The primer-extension method combines the advantages of the above methods, high performance with simplicity and speed. This method follows the hybridization-method initial library preparation method. Then instead of probes, a primer pair (biotinylated Capture Primer, and Release Primer) is used to capture and release (but not amplify) the targeted library fragments. Streptavidin-coated magnetic beads are used to attract the biotinylated primer-extension/target hybrids, which are released by the release primer in the supernatant, for downstream NGS. The resulting sequencing-ready library is highly enriched for the targeted DNA. This new innovative method is ideal for small targets and offers high specificity, high uniformity of sequencing coverage with a simple single-day and automatable workflow.

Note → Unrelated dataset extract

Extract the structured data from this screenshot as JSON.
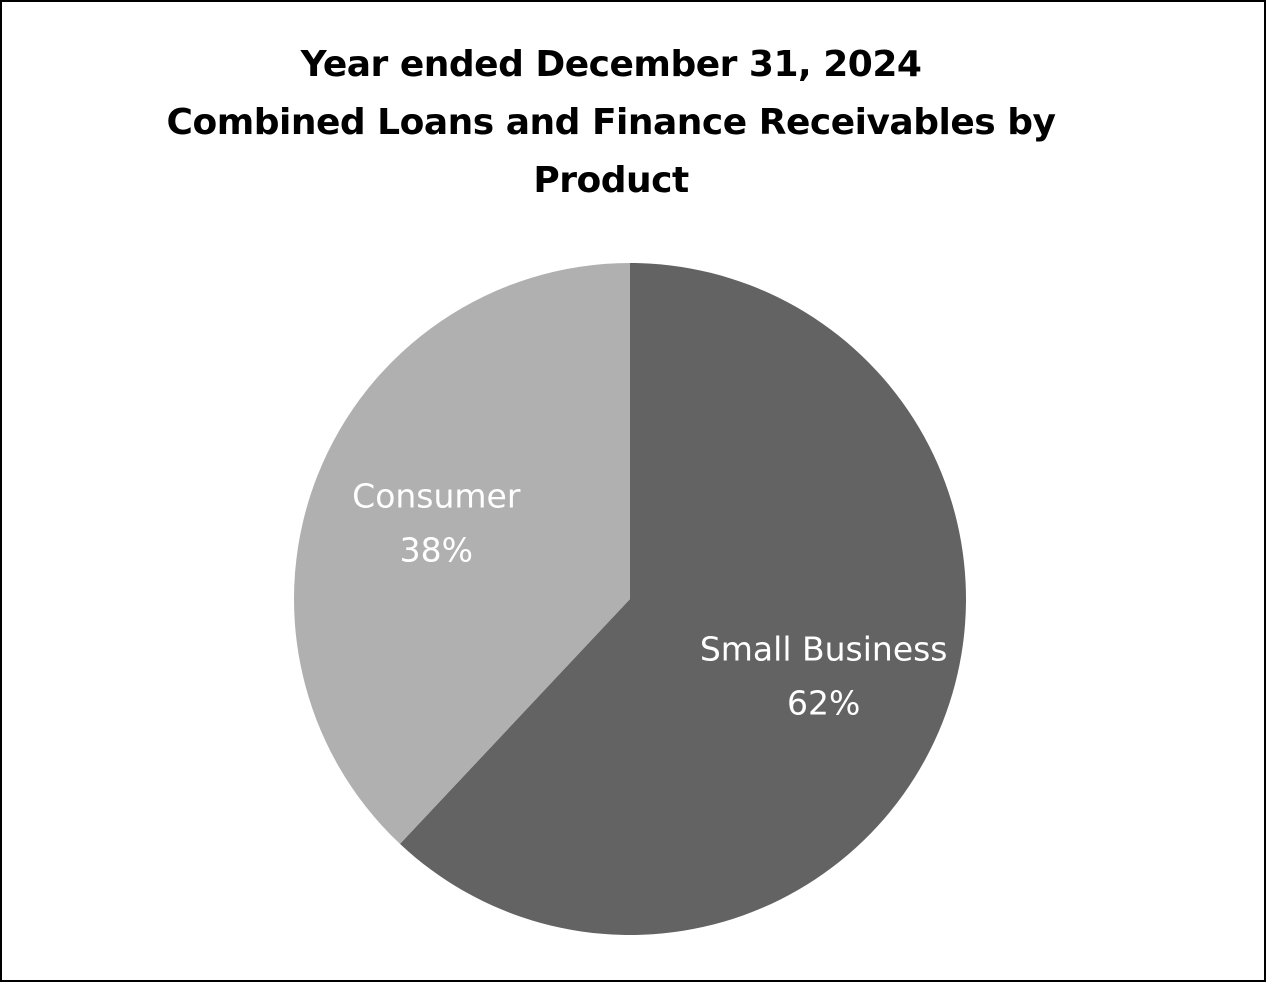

While each of the enrichment methods has its own advantages and disadvantages, target enrichment in general has several benefits. For obtaining the desired read depth and uniformity of coverage in genetic variant discovery studies, target enrichment is highly advantageous. On-target reads and reads aligned to a genome can be maximized using target enrichment approaches. With the availability of targeted panels for individual diseases from various vendors, time and sequencing efforts can be focused on the specific disease area of research interest. Some targeted panels can also be custom made, making focus on regions of interest easier. A targeted approach is also advantageous in studying variants of unknown significance as the analysis can be focused on a limited volume of data.

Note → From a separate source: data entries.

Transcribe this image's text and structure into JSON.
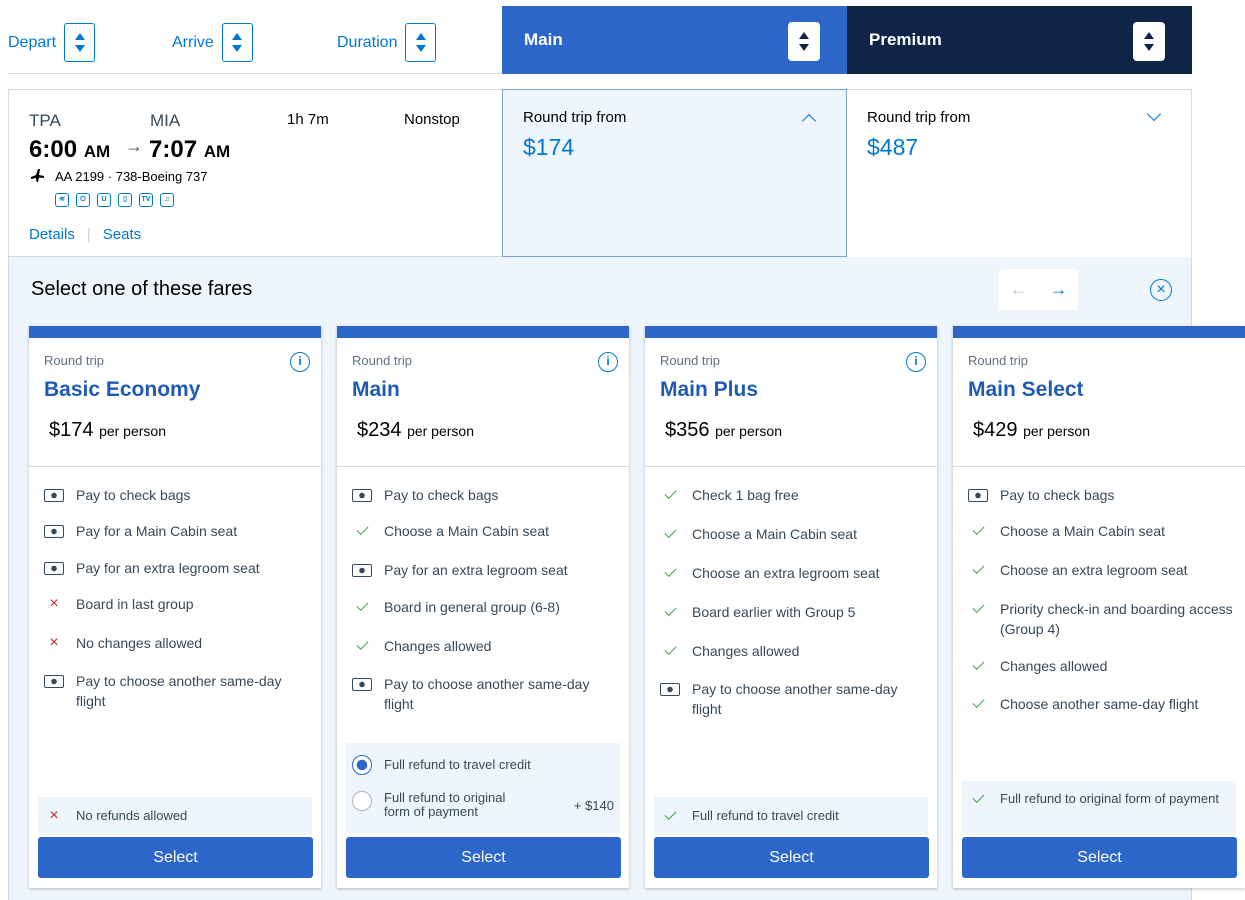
{
  "sort": {
    "depart_label": "Depart",
    "arrive_label": "Arrive",
    "duration_label": "Duration"
  },
  "cabins": {
    "main_label": "Main",
    "premium_label": "Premium"
  },
  "flight": {
    "origin": "TPA",
    "destination": "MIA",
    "depart_time": "6:00",
    "depart_ampm": "AM",
    "arrive_time": "7:07",
    "arrive_ampm": "AM",
    "duration": "1h 7m",
    "stops": "Nonstop",
    "equipment": "AA 2199 · 738-Boeing 737",
    "amenities": [
      "wifi-icon",
      "power-icon",
      "usb-icon",
      "phone-icon",
      "tv-icon",
      "music-icon"
    ],
    "details_link": "Details",
    "seats_link": "Seats"
  },
  "prices": {
    "main": {
      "label": "Round trip from",
      "amount": "$174"
    },
    "premium": {
      "label": "Round trip from",
      "amount": "$487"
    }
  },
  "fares_panel": {
    "title": "Select one of these fares",
    "cards": [
      {
        "trip": "Round trip",
        "name": "Basic Economy",
        "price": "$174",
        "per": "per person",
        "features": [
          {
            "icon": "fee",
            "text": "Pay to check bags"
          },
          {
            "icon": "fee",
            "text": "Pay for a Main Cabin seat"
          },
          {
            "icon": "fee",
            "text": "Pay for an extra legroom seat"
          },
          {
            "icon": "cross",
            "text": "Board in last group"
          },
          {
            "icon": "cross",
            "text": "No changes allowed"
          },
          {
            "icon": "fee",
            "text": "Pay to choose another same-day flight"
          }
        ],
        "refund": "No refunds allowed",
        "button": "Select"
      },
      {
        "trip": "Round trip",
        "name": "Main",
        "price": "$234",
        "per": "per person",
        "features": [
          {
            "icon": "fee",
            "text": "Pay to check bags"
          },
          {
            "icon": "check",
            "text": "Choose a Main Cabin seat"
          },
          {
            "icon": "fee",
            "text": "Pay for an extra legroom seat"
          },
          {
            "icon": "check",
            "text": "Board in general group (6-8)"
          },
          {
            "icon": "check",
            "text": "Changes allowed"
          },
          {
            "icon": "fee",
            "text": "Pay to choose another same-day flight"
          }
        ],
        "refund_option_1": "Full refund to travel credit",
        "refund_option_2": "Full refund to original form of payment",
        "refund_option_2_price": "+ $140",
        "button": "Select"
      },
      {
        "trip": "Round trip",
        "name": "Main Plus",
        "price": "$356",
        "per": "per person",
        "features": [
          {
            "icon": "check",
            "text": "Check 1 bag free"
          },
          {
            "icon": "check",
            "text": "Choose a Main Cabin seat"
          },
          {
            "icon": "check",
            "text": "Choose an extra legroom seat"
          },
          {
            "icon": "check",
            "text": "Board earlier with Group 5"
          },
          {
            "icon": "check",
            "text": "Changes allowed"
          },
          {
            "icon": "fee",
            "text": "Pay to choose another same-day flight"
          }
        ],
        "refund": "Full refund to travel credit",
        "button": "Select"
      },
      {
        "trip": "Round trip",
        "name": "Main Select",
        "price": "$429",
        "per": "per person",
        "features": [
          {
            "icon": "fee",
            "text": "Pay to check bags"
          },
          {
            "icon": "check",
            "text": "Choose a Main Cabin seat"
          },
          {
            "icon": "check",
            "text": "Choose an extra legroom seat"
          },
          {
            "icon": "check",
            "text": "Priority check-in and boarding access (Group 4)"
          },
          {
            "icon": "check",
            "text": "Changes allowed"
          },
          {
            "icon": "check",
            "text": "Choose another same-day flight"
          }
        ],
        "refund": "Full refund to original form of payment",
        "button": "Select"
      }
    ]
  }
}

With differences in cost between whole genome analysis and targeted sequencing seem to blur, the dilemma between conducting “the whole” and “targeted” approaches seems to surge. However, the increased complexities resulting from the enormous amount of data resulting from whole genome analysis and the uncertainties related to interpreting the data point to the distinct advantages of targeted approaches. With the enrichment of the desired target and the sequencing depth that can be achieved, more clarity can be attained and more useful information obtained. At the end of the day, the decision on which approach to take still would depend on the specific problem at hand and an evaluation on whether focusing on a specific region makes sense or not. With the technology available today, a target enrichment approach would still provide more return on your investment.